Sandpoint left an indelible indentation on West Valley.

“(Sandpoint) is one of the best teams I’ve coached against in a long time,” said WV coach Steve Kent, a 12-year head coach whose team opened the season with losses to Lewiston (49-21) and Post Falls (28-12). “They just have a lot of good players, and they play them on one side of the football only.”

That’s one of several elements that separates Puailoa’s coaching philosophy from others. He’s cut from a different pigskin than most coaches.

He’s a proponent of the two-platoon system for two reasons: It creates enthusiasm in the program, allowing double the kids to start; and his team should be fresher later in the game than opponents who use players both ways.

“I know our kids will play harder than any other team because we’re only playing one way,” Puailoa said.

On other teams, Thielbahr and senior linebacker Ryan Knowles, both of whom are being recruited by several NCAA Division I schools, would start both ways.

“How I run a high school program isn’t probably how most programs are run,” Puailoa said. “What we’ve done is been a lot out of necessity. We were the smallest school in our league (in California). When I came here I faced a lot more difficulties than my first year at San Marcos. There was still the remnants of a program (at San Marcos). Here a lot of that was dissolved, there was much less infrastructure here.”

“Nobody puts in more time than Satini,” said assistant coach Bill Barlow, who had two stints as Sandpoint’s head coach.

Consider:

Puailoa has nearly all 150 players (for four grades) in his physical education classes, giving him plenty of personal contact with the players throughout his program.

The Bulldogs film all varsity games from four different angles, and they videotape all practices.

Puailoa has a simple approach offensively and defensively: Keep it simple and execute. Without being too specific, Puailoa can count on a pair of hands how many plays the Bulldogs run offensively from week to week. And they rarely deviate from their base defense.
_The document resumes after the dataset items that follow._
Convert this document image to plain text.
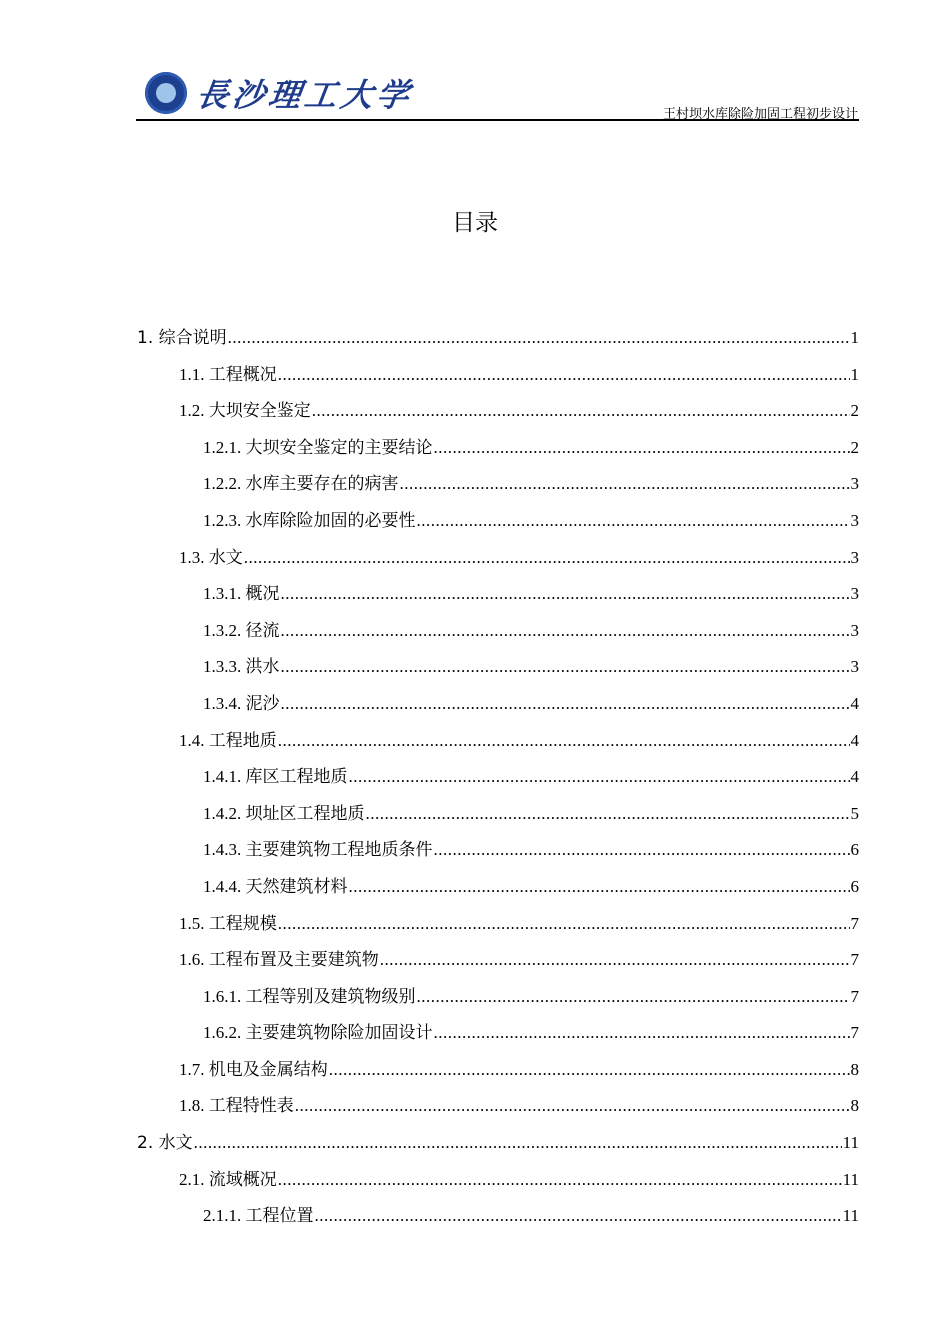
長沙理工大学
王村坝水库除险加固工程初步设计
目录
1. 综合说明 .....	1
1.1. 工程概况 .....	1
1.2. 大坝安全鉴定 .....	2
1.2.1. 大坝安全鉴定的主要结论 .....	2
1.2.2. 水库主要存在的病害 .....	3
1.2.3. 水库除险加固的必要性 .....	3
1.3. 水文 .....	3
1.3.1. 概况 .....	3
1.3.2. 径流 .....	3
1.3.3. 洪水 .....	3
1.3.4. 泥沙 .....	4
1.4. 工程地质 .....	4
1.4.1. 库区工程地质 .....	4
1.4.2. 坝址区工程地质 .....	5
1.4.3. 主要建筑物工程地质条件 .....	6
1.4.4. 天然建筑材料 .....	6
1.5. 工程规模 .....	7
1.6. 工程布置及主要建筑物 .....	7
1.6.1. 工程等别及建筑物级别 .....	7
1.6.2. 主要建筑物除险加固设计 .....	7
1.7. 机电及金属结构 .....	8
1.8. 工程特性表 .....	8
2. 水文 .....	11
2.1. 流域概况 .....	11
2.1.1. 工程位置 .....	11
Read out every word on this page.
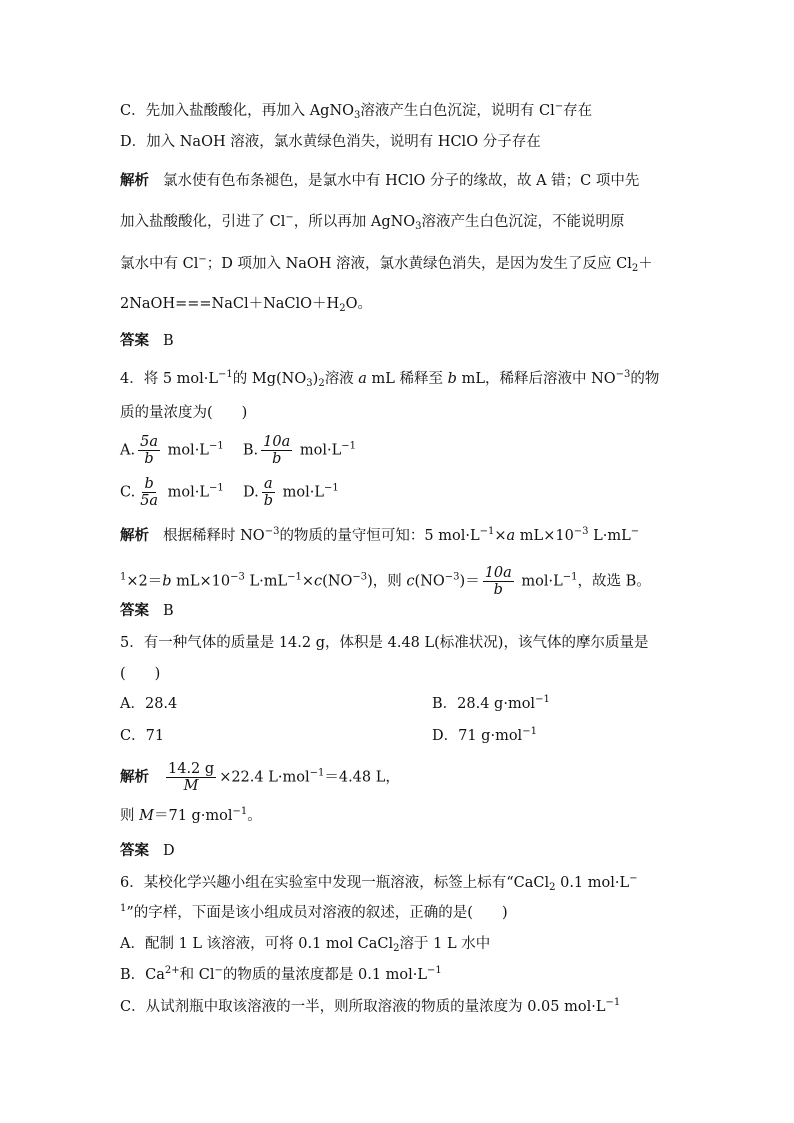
C．先加入盐酸酸化，再加入 AgNO$_3$溶液产生白色沉淀，说明有 Cl−存在
D．加入 NaOH 溶液，氯水黄绿色消失，说明有 HClO 分子存在
解析 氯水使有色布条褪色，是氯水中有 HClO 分子的缘故，故 A 错；C 项中先
加入盐酸酸化，引进了 Cl−，所以再加 AgNO$_3$溶液产生白色沉淀，不能说明原
氯水中有 Cl−；D 项加入 NaOH 溶液，氯水黄绿色消失，是因为发生了反应 $Cl_2+$
$2NaOH===NaCl+NaClO+H_2O$。
答案 B
4．将 5 $mol\cdot L^{-1}$的 $Mg(NO_3)_2$溶液 a mL 稀释至 b mL，稀释后溶液中 $NO^{-3}$的物
质的量浓度为(　　)
A. $\frac{5a}{b} mol\cdot L^{-1}$ B. $\frac{10a}{b} mol\cdot L^{-1}$
C. $\frac{b}{5a} mol\cdot L^{-1}$ D. $\frac{a}{b} mol\cdot L^{-1}$
解析 根据稀释时 $NO^{-3}$的物质的量守恒可知：5 $mol\cdot L^{-1}\times a$ $mL\times 10^{-3}$ L·mL−
$^1$×2＝b $mL\times 10^{-3}$ $L\cdot mL^{-1}\times c(NO^{-3})$，则 $c(NO^{-3})= \frac{10a}{b} mol\cdot L^{-1}$，故选 B。
答案 B
5．有一种气体的质量是 14.2 g，体积是 4.48 L(标准状况)，该气体的摩尔质量是
(　　)
A．28.4	B．28.4 g·mol$^{-1}$
C．71	D．71 g·mol$^{-1}$
解析 $\frac{14.2 g}{M} \times 22.4$ L·mol$^{-1}$＝4.48 L，
则 M＝71 g·mol$^{-1}$。
答案 D
6．某校化学兴趣小组在实验室中发现一瓶溶液，标签上标有“CaCl$_2$ 0.1 mol·L−
$^1$”的字样，下面是该小组成员对溶液的叙述，正确的是(　　)
A．配制 1 L 该溶液，可将 0.1 mol CaCl$_2$溶于 1 L 水中
B．$Ca^{2+}$和 Cl−的物质的量浓度都是 0.1 $mol\cdot L^{-1}$
C．从试剂瓶中取该溶液的一半，则所取溶液的物质的量浓度为 0.05 $mol\cdot L^{-1}$
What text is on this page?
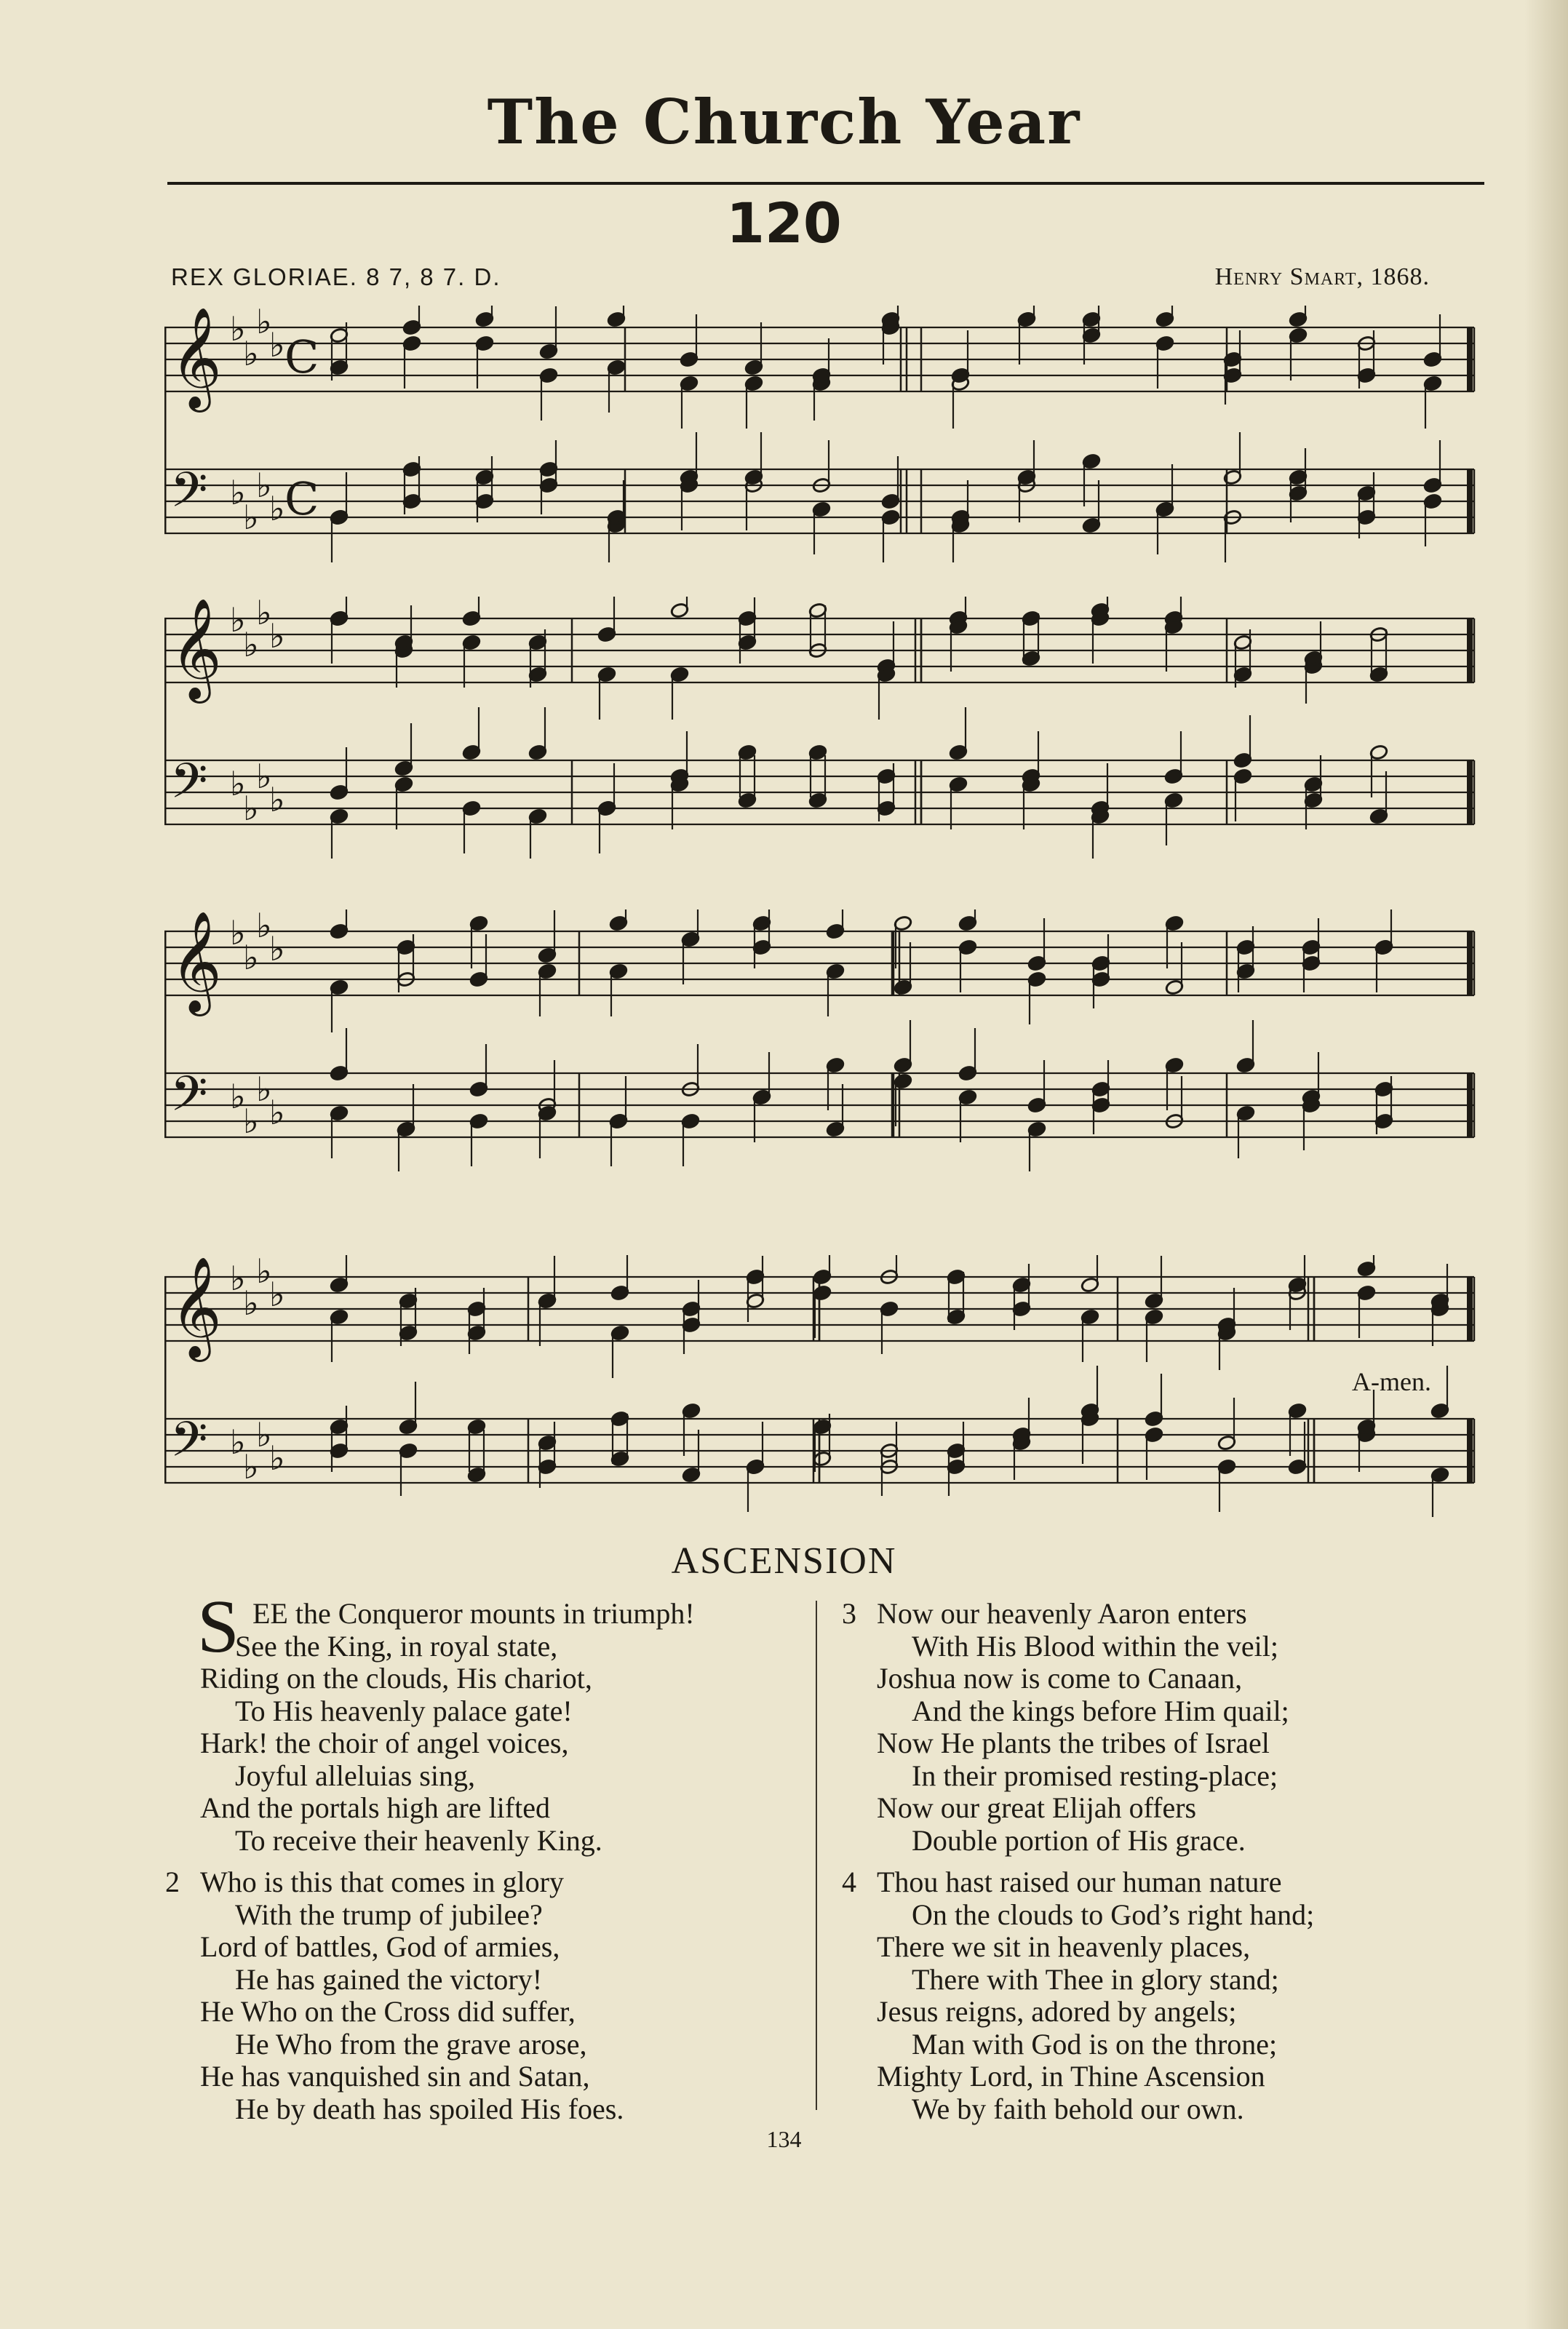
The Church Year
120
REX GLORIAE. 8 7, 8 7. D.	Henry Smart, 1868.
𝄞 ♭
♭
♭
♭ C
𝄢 ♭
♭
♭
♭ C
𝄞 ♭
♭
♭
♭
𝄢 ♭
♭
♭
♭
𝄞 ♭
♭
♭
♭
𝄢 ♭
♭
♭
♭
𝄞 ♭
♭
♭
♭
𝄢 ♭
♭
♭
♭
A-men.
ASCENSION
S EE the Conqueror mounts in triumph!
See the King, in royal state,
Riding on the clouds, His chariot,
To His heavenly palace gate!
Hark! the choir of angel voices,
Joyful alleluias sing,
And the portals high are lifted
To receive their heavenly King.
2 Who is this that comes in glory
With the trump of jubilee?
Lord of battles, God of armies,
He has gained the victory!
He Who on the Cross did suffer,
He Who from the grave arose,
He has vanquished sin and Satan,
He by death has spoiled His foes.
3 Now our heavenly Aaron enters
With His Blood within the veil;
Joshua now is come to Canaan,
And the kings before Him quail;
Now He plants the tribes of Israel
In their promised resting-place;
Now our great Elijah offers
Double portion of His grace.
4 Thou hast raised our human nature
On the clouds to God’s right hand;
There we sit in heavenly places,
There with Thee in glory stand;
Jesus reigns, adored by angels;
Man with God is on the throne;
Mighty Lord, in Thine Ascension
We by faith behold our own.
134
“We’re constantly working on repetition,” Puailoa said. “That’s why we film our practices. We worry more about what we’re doing than what the other guy is doing.”

And, Puailoa has a small doghouse.

“I’m not big on punishing kids,” he said. “Kids penalize themselves by their effort. We don’t do sprints. You’ll never hear ‘On the line’ at our practices. We relate everything we do - drills, work on technique - to the game. You can get the same conditioning out of teaching technique as you do out of running.”

It’s a small wonder, then, that Sandpoint has the largest turnout in the Panhandle.

And it’s no surprise success has followed.

Puailoa admits he misses Santa Barbara.

“That’s where most of my family and friends live,” he said.

But that’s all he misses.

“In this town he could run for president and win,” Thielbahr said.

He’d get at least 150 votes. But right now, Puailoa is tickled to be in the middle of a football revival.